La última foto era diferente: era yo, sentada frente a una mesa con una carta sellada idéntica a la que ahora tenía en mis manos. En esa foto yo lloraba.

Corrí a casa y busqué el sobre bajo la almohada. Lo abrí temblando. Dentro había una carta escrita por papá:

“Lucía,

Si estás leyendo esto es porque ya no estoy contigo. Sé que te fallé muchas veces y que te dejé sola cuando más me necesitabas. Pero quiero que sepas que siempre te amé a mi manera torpe y silenciosa. El suéter es para que recuerdes mis abrazos; las fotos para que no olvides los momentos felices; y esta carta para pedirte perdón.

No supe cómo ser padre después de perderlo todo. Me fui porque pensé que era mejor para ustedes, pero me equivoqué. Ojalá puedas perdonarme algún día.

Con amor,
Papá”

Me desplomé sobre la cama y lloré como no lo hacía desde niña. El mar rugía afuera como si quisiera consolarme o arrastrar mi dolor lejos.

Esa noche llamé a Valeria por primera vez en dos años. Al principio no contestó. Insistí hasta que escuché su voz cansada del otro lado:

—¿Lucía?
—Sí… Tengo algo tuyo —le dije entre sollozos—. Y creo que también es mío.

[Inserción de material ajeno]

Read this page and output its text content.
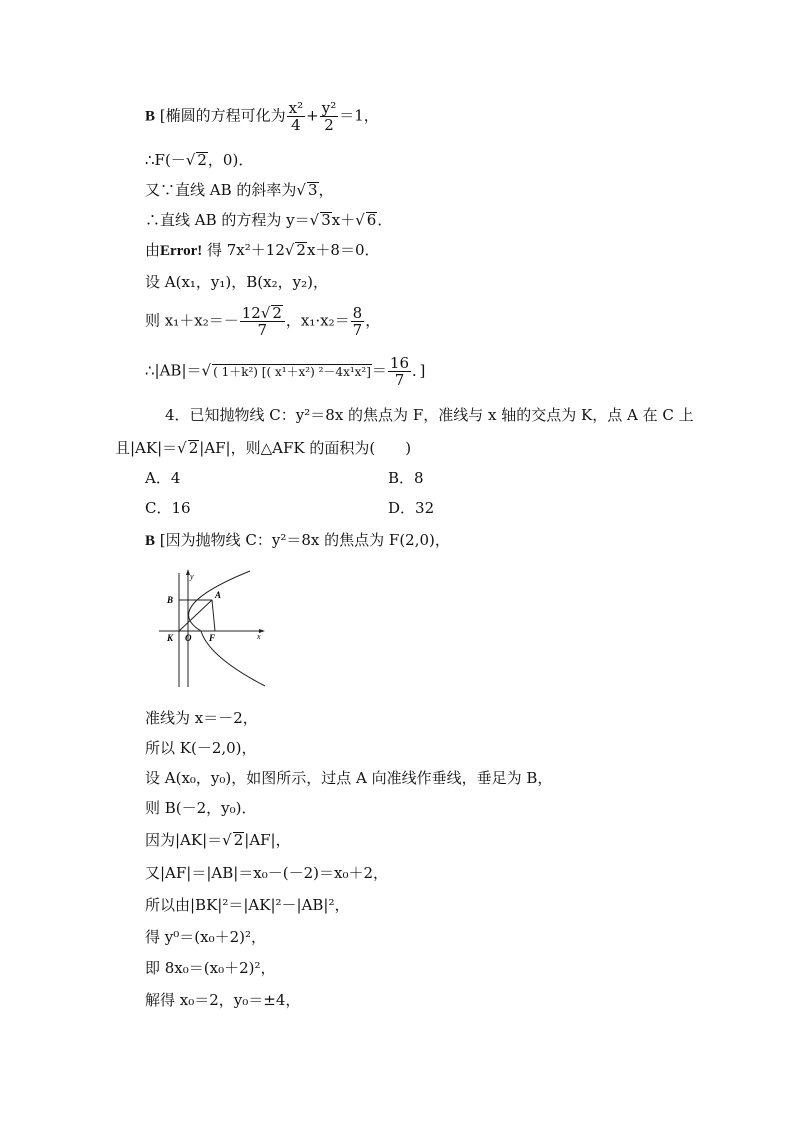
B [椭圆的方程可化为 $\frac{\text{x²}}{4} + \frac{\text{y²}}{2} =1$，
∴F(－√ 2，0)．
又∵直线 AB 的斜率为√ 3，
∴直线 AB 的方程为 y＝√ 3x＋√ 6．
由Error! 得 7x²＋12√ 2x＋8＝0．
设 A(x₁，y₁)，B(x₂，y₂)，
则 $x_1+x_2=- \frac{12√ 2}{7}$ ，$x_1\cdot x_2= \frac{8}{7}$ ，
∴|AB|＝√ ( 1＋k²) [( x¹＋x²) $^2-4x^1x^2]= \frac{16}{7}$ ．]
4．已知抛物线 C：y²＝8x 的焦点为 F，准线与 x 轴的交点为 K，点 A 在 C 上
且|AK|＝√ 2|AF|，则△AFK 的面积为(　　)
A．4	B．8
C．16	D．32
B [因为抛物线 C：y²＝8x 的焦点为 F(2,0)，
y
x
B	A
K O F
准线为 x＝－2，
所以 K(－2,0)，
设 A(x₀，y₀)，如图所示，过点 A 向准线作垂线，垂足为 B，
则 B(－2，y₀)．
因为|AK|＝√ 2|AF|，
又|AF|＝|AB|＝x₀－(－2)＝x₀＋2，
所以由|BK|²＝|AK|²－|AB|²，
得 y⁰＝(x₀＋2)²，
即 8x₀＝(x₀＋2)²，
解得 x₀＝2，y₀＝±4，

Nos quedamos en silencio largo rato, escuchando sólo nuestras respiraciones entrecortadas.

—¿Vas a volver? —preguntó finalmente.
—Sí… pero antes quiero ver el mar una vez más.

Colgué sintiendo que algo dentro de mí se había roto y vuelto a unir al mismo tiempo.

Ahora estoy aquí, sentada frente al océano con el suéter puesto y las fotos sobre las piernas. Pienso en todo lo que perdimos por orgullo y miedo. Pienso en papá y en mamá, en Valeria y en mí.

¿Será posible perdonar de verdad? ¿Cuántas cartas guardamos sin abrir por miedo a lo que puedan decirnos? ¿Y si mañana ya es demasiado tarde?